Black Brother, Black Brother (March 3)
Award-winning author Jewell Parker Rhodes takes us inside the brotherhood of two high school students in this middle grade novel. While one brother presents as White, the other presents as Black and gains the nickname of “Black brother” at their prep school. An examination of the school-to-prison pipeline, in this book the darker brother gets framed and arrested, but thankfully befriends an Olympic fencer and soon begins to prepare for a fencing competition.

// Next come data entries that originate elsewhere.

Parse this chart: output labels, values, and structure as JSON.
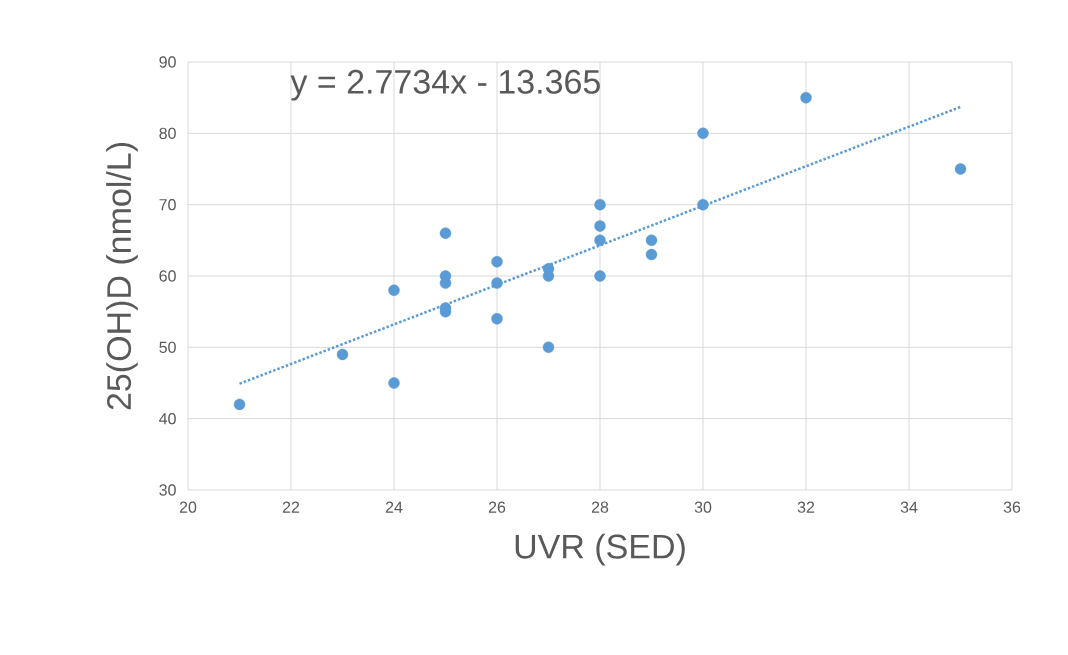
{
  "chart_data": {
    "type": "scatter",
    "xlabel": "UVR (SED)",
    "ylabel": "25(OH)D (nmol/L)",
    "annotations": [
      "y = 2.7734x - 13.365"
    ],
    "xlim": [
      20,
      36
    ],
    "xticks": [
      20,
      22,
      24,
      26,
      28,
      30,
      32,
      34,
      36
    ],
    "ylim": [
      30,
      90
    ],
    "yticks": [
      30,
      40,
      50,
      60,
      70,
      80,
      90
    ],
    "grid": true,
    "series": [
      {
        "marker": "circle",
        "color": "#5b9bd5",
        "x": [
          21,
          23,
          24,
          24,
          25,
          25,
          25,
          25,
          25,
          26,
          26,
          26,
          27,
          27,
          27,
          28,
          28,
          28,
          28,
          29,
          29,
          30,
          30,
          32,
          35
        ],
        "values": [
          42,
          49,
          58,
          45,
          66,
          60,
          59,
          55.5,
          55,
          62,
          59,
          54,
          61,
          60,
          50,
          70,
          67,
          65,
          60,
          65,
          63,
          80,
          70,
          85,
          75
        ]
      },
      {
        "type": "line",
        "marker": "none",
        "line_style": "dotted",
        "color": "#5b9bd5",
        "x": [
          21,
          35
        ],
        "values": [
          44.9,
          83.7
        ]
      }
    ]
  }
}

On the Corner of Hope and Main (March 3)
Part of her Blessings novel series, author Beverly Jenkins turns our eye to Henry Adams, Kansas in this novel where the mayor, Trent July, is stepping down. Meanwhile Malachi “Mal” July is trying to repair the damage he’s done, including to his woman. But is she ready to forgive?
a fire like you (March 10)
Following nectar and soft magic, poet Upile Chisala is back with a third book in the series, a fire like you. This poetry collection explores being a Black Malawian woman, self-love and empowerment.
We Inherit What the Fires Left (March 24)
Black Nerd Problems co-founder and award-winning poet, William Evans, brings us this new collection of poetry, which deals with the struggles and triumphs of being a Black man living in the suburbs.
I Don’t Want to Die Poor (April 7)
New York Times bestselling author Michael Arceneaux explores the financial burden of chasing your dreams in this new collection of essays.
Little Family (April 28)
Sierra Leonean author explores the meaning of family in his new novel that details the friendships of five people living together under one roof. But when one gets a taste of the good life and a chance to follow her dreams, their family is not only at odds its at risk.
Wandering in Strange Lands (May 12)
Morgan Jerkins returns with a memoir of sorts that reflects back 300 years. Taking a look at the Great Migration, where hundreds of disenfranchised Black people left the south for the north in America, in search for better opportunities, this book explores how it changed culture, customs and the very fabric of America.
Real Men Knit (May 19)
Four brothers struggle to keep a neighborhood knitting shop open after its owner, and their adoptive mother, suddenly dies. But when a part-time employee, who has a crush on the heartthrob brother offers to help, the store looks like it has a chance–or does it?